E così Pietro Anastasi, in mitico centravanti della Nazionale e della Juve se ne è andato, a 71 anni, senza combattere.
Non so se parlare di autogoal sia corretto, certo è che per uno che di goal ne ha fatti tanti ci può stare senza che nessuno dica niente.
Si è fatto sedare, sedazione assistita la chiamano, e viene somministrata solo in prossimità della morte, come palliativo per lenire le ultime sofferenze.
Anastasi, con una lucidità che pare ben lontana da quella della fine della vita, ha salutato i suoi fan su Facebook ed ha posto fine alle sue sofferenze.
La SLA gli era stata diagnosticata nel 2017 e contro di essa aveva lottato con grande forza, pubblicando sui social le sue emozioni e le cure, e facendosi promotore di molte iniziative di beneficenza.
Aveva anche subito l'amputazione di una gamba.
Finché non ce l’ha fatta più e ha deciso di pubblicare un ultimo post che aveva destato grande commozione: "Ho deciso di trascorrere le feste lontano dai social ma accanto alle persone per me più importanti. Però, ora che le feste sono finite, ed insieme a loro anche l'ultimo granello di forza che mi restava, ho deciso che non posso continuare a far prevalere il dolore fisico e la sofferenza su ciò che il destino ha in serbo per me".

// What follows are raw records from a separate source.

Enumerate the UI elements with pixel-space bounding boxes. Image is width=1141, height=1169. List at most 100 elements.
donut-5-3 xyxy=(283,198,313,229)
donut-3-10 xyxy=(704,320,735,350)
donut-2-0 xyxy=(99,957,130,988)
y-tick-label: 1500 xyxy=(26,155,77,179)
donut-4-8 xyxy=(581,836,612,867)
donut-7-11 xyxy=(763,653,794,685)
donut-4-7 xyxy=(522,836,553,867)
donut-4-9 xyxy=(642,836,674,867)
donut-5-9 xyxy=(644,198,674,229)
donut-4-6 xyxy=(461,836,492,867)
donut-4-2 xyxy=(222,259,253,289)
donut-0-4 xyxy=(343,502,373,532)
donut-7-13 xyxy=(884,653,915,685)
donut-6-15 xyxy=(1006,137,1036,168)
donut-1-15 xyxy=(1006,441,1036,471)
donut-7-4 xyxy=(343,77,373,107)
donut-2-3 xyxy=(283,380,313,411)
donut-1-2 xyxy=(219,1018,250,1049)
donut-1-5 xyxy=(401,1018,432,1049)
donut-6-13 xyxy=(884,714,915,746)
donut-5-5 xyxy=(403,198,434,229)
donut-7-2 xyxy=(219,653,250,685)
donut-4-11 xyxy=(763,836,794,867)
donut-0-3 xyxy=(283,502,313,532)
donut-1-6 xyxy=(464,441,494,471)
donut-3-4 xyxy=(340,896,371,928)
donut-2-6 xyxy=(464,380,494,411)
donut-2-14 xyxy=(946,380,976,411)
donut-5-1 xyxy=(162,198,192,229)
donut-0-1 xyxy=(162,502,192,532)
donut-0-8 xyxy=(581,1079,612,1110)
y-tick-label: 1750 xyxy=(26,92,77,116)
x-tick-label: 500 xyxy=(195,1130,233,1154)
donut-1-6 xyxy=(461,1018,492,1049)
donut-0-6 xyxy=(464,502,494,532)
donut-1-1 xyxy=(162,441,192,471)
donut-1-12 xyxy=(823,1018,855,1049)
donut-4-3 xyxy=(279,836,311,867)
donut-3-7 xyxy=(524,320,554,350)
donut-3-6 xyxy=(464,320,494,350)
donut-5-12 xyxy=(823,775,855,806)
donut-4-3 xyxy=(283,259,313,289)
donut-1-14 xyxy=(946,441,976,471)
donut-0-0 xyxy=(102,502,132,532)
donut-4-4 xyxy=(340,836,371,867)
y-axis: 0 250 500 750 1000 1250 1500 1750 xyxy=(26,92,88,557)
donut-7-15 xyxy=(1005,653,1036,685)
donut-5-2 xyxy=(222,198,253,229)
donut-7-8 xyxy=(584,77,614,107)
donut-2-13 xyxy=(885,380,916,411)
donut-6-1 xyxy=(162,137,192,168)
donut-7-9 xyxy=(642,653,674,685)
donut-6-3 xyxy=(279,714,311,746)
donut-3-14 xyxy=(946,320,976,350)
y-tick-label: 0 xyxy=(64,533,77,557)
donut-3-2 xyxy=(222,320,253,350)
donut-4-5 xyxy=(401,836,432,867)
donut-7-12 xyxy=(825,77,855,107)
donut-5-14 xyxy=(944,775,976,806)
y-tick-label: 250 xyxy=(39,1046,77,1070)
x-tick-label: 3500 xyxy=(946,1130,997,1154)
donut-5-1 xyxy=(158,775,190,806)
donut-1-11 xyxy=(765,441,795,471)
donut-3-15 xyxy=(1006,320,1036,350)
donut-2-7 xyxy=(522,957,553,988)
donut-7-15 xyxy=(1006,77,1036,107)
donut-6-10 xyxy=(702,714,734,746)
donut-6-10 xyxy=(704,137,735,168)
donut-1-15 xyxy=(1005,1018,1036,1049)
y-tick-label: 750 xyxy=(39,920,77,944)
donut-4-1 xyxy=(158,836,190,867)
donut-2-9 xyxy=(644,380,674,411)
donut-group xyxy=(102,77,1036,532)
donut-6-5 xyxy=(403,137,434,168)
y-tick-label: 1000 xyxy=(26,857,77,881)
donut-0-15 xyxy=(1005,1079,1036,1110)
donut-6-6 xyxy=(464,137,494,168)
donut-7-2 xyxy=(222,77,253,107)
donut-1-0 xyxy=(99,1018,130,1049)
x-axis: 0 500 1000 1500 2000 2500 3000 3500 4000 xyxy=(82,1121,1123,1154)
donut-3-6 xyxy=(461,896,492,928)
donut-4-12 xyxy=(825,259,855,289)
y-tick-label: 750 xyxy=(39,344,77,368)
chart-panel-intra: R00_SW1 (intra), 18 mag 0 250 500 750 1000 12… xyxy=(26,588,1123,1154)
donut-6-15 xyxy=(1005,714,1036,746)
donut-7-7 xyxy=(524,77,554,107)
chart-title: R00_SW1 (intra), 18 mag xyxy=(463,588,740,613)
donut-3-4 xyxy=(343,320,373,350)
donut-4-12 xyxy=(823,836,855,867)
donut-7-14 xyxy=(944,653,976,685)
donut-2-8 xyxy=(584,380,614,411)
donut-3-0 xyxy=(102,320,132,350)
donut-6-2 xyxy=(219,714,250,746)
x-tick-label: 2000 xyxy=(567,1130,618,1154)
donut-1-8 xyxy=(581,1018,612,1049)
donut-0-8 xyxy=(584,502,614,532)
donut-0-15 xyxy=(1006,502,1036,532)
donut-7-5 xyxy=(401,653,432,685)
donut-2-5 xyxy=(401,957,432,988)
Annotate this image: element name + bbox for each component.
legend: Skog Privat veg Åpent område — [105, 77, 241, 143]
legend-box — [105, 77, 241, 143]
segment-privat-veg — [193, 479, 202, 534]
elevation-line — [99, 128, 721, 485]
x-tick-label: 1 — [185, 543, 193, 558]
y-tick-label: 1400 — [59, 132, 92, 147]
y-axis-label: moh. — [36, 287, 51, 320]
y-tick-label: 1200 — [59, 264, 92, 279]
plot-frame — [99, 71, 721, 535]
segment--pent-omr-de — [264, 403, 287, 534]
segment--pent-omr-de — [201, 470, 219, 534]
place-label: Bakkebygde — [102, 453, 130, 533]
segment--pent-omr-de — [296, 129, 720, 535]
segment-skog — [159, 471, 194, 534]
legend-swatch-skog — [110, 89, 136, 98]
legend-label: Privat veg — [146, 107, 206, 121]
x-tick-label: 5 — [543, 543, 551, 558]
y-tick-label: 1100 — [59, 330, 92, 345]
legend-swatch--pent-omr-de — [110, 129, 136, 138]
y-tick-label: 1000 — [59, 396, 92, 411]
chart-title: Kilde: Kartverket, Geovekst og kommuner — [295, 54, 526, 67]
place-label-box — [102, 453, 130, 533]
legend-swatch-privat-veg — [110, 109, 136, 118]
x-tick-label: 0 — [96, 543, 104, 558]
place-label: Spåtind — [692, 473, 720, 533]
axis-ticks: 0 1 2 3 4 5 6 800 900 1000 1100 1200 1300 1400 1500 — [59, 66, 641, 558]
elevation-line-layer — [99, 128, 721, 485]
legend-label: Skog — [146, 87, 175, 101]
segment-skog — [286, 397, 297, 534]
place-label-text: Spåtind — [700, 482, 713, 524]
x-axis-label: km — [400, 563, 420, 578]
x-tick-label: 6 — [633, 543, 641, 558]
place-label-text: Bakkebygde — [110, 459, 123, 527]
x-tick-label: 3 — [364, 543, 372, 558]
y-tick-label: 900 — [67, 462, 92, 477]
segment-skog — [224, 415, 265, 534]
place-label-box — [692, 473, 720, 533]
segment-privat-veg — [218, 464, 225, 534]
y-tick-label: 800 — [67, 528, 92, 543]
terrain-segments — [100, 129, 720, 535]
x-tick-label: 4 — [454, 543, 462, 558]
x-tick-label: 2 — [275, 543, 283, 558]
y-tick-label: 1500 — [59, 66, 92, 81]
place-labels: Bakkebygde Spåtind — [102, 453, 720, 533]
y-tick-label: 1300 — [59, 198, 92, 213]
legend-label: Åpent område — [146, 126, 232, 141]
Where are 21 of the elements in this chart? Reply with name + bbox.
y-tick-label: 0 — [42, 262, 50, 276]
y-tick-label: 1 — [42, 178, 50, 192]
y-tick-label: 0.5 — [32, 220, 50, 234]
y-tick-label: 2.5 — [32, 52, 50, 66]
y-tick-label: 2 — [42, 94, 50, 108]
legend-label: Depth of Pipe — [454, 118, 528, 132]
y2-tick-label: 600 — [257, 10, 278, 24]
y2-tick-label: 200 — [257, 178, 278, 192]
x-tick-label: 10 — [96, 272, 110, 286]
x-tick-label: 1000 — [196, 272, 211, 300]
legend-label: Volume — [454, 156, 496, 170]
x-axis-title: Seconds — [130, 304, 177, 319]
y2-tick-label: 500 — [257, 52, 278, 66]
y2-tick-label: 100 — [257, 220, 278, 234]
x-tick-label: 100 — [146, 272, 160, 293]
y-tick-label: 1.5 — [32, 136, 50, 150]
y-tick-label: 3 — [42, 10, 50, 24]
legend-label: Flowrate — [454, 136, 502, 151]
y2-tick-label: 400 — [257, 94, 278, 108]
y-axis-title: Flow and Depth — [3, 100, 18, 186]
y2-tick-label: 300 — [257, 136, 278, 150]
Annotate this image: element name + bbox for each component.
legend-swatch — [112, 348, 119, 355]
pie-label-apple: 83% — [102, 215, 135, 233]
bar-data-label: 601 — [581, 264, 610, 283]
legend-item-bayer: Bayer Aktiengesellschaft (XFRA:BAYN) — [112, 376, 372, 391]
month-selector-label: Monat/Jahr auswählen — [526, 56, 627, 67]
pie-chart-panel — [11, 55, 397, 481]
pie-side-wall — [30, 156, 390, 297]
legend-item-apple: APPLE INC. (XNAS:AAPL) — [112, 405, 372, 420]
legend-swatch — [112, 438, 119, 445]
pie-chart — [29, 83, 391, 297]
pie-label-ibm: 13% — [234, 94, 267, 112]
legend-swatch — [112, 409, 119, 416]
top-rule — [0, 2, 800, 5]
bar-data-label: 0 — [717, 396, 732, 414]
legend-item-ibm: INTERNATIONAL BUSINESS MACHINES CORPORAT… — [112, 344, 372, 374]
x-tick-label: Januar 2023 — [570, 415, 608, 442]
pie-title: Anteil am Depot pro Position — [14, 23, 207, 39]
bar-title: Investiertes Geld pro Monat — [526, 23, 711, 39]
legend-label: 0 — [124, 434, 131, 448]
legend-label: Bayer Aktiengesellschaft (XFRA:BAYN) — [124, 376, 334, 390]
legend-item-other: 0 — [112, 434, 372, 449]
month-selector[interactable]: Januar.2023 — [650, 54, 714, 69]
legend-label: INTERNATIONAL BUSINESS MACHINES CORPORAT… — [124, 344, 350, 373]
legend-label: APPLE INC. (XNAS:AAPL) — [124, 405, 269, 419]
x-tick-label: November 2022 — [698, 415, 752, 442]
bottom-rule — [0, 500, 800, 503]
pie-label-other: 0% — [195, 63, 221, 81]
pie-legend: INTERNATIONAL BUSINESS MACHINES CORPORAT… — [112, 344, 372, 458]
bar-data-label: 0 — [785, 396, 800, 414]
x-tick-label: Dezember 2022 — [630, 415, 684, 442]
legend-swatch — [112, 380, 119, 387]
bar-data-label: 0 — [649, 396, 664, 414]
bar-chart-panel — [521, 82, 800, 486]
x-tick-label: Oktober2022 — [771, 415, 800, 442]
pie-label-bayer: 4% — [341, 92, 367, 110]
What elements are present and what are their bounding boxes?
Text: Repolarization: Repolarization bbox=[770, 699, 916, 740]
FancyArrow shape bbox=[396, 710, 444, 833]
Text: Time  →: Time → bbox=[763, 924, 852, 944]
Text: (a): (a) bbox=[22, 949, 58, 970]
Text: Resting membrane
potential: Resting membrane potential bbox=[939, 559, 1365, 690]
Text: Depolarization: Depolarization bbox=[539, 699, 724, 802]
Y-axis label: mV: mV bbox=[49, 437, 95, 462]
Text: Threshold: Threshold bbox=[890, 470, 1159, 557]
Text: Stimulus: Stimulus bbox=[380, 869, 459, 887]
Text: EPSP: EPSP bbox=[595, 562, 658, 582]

Infine l'annuncio: "Da domani sarò sedato e potrò alleviare il mio malessere”.
(fonte Famiglia Cristiana ... qui si impone un errata corrige: le parole attribuite ad Anastasi sono in realtà di Giovanni Custodero, che, a 27 anni, affetto da sarcoma osseo, ed avvezzo all’uso dei social, ha lasciato i propri tifosi con le parole succitate)
Quello che io non so è quanto grande fosse il dolore che doveva sopportare, quello che non posso fare è calarmi in lui per giudicarlo, ma quello che posso fare è parlare di me stesso tentando di calarmi in un dramma che non auguro a nessuno.
Come reagirei io se qualcuno dei miei familiari mi dicesse di aver preso una simile decisione? Cosa farei io se mi trovassi di fronte ad una malattia che mi lascia comunque pochi mesi di vita e mi fa soffrire le pene dell’inferno?
Ciò che da sempre vado dicendo, raccontando della mia vita, è che il senso dell’esistenza sia la vita stessa, troppo bella per essere interrotta volontariamente con un suicidio.
Ma qui non siamo di fronte ad un suicidio, non siamo nel caso del dJ Fabo che emigra in Svizzera per ingerire un cocktail di farmaci, qui si è nel pieno rispetto della normativa italiana, che non contempla affatto il suicidio assistito.
Qui siamo di fronte ad una scelta legata alla fine della propria vita, comunque già segnata e già certa, una scelta che anticipa di qualche mese, forse addirittura di qualche giorno soltanto, l’inevitabile esito tragico.
Il dover morire molto presto è già stato metabolizzato, tanto da chi decide, quanto dai propri famigliari, e l’addio, l’ultimo addio, tanto vale che avvenga in modo consapevole. O no?
Niente più di questo interrogativo rientra tra le verità relative, niente è più amletico del porsi una domanda del genere, e qualunque sia la risposta, altissime siano le probabilità che al dunque non la si rispetti.
Ad ogni buon conto io, oggi, mai e poi mai avrei deciso di farmi sedare. Ho troppo rispetto per la vita da pensare di rinunciare anche ad un solo attimo, un solo sospiro, un solo pensiero.
Poi mi direte che fumare, come io faccio, significa rinunciare a priori ad attimi di vita, e so che avete ragione.
Fa parte della incapacità umana di essere coerenti con se stessi, ed è l’impossibilità di azzerare la distanza tra se e la propria vita, tra se e la verità.
Mario Luzzi, parlando di Rambaud, afferma che lo scrittore francese sia riuscito quasi a colmare la fenditure tra la parola e la verità.
Una fenditura che esiste sempre e comunque, una distanza inesorabile tra la parola scritta ed il pensiero, tra quello che accade e quello che dovrebbe accadere.
Quindi accontentatevi del fatto che io pensi che mai e poi mai mi sostituirò a dio nel decidere cosa fare della mia vita, e perdonatemi se poi farò il contrario, finendo per farmi autogal nella mio piccola porta del Subbuteo, o forse, semplicemente sbagliare un rigore a punta di dito.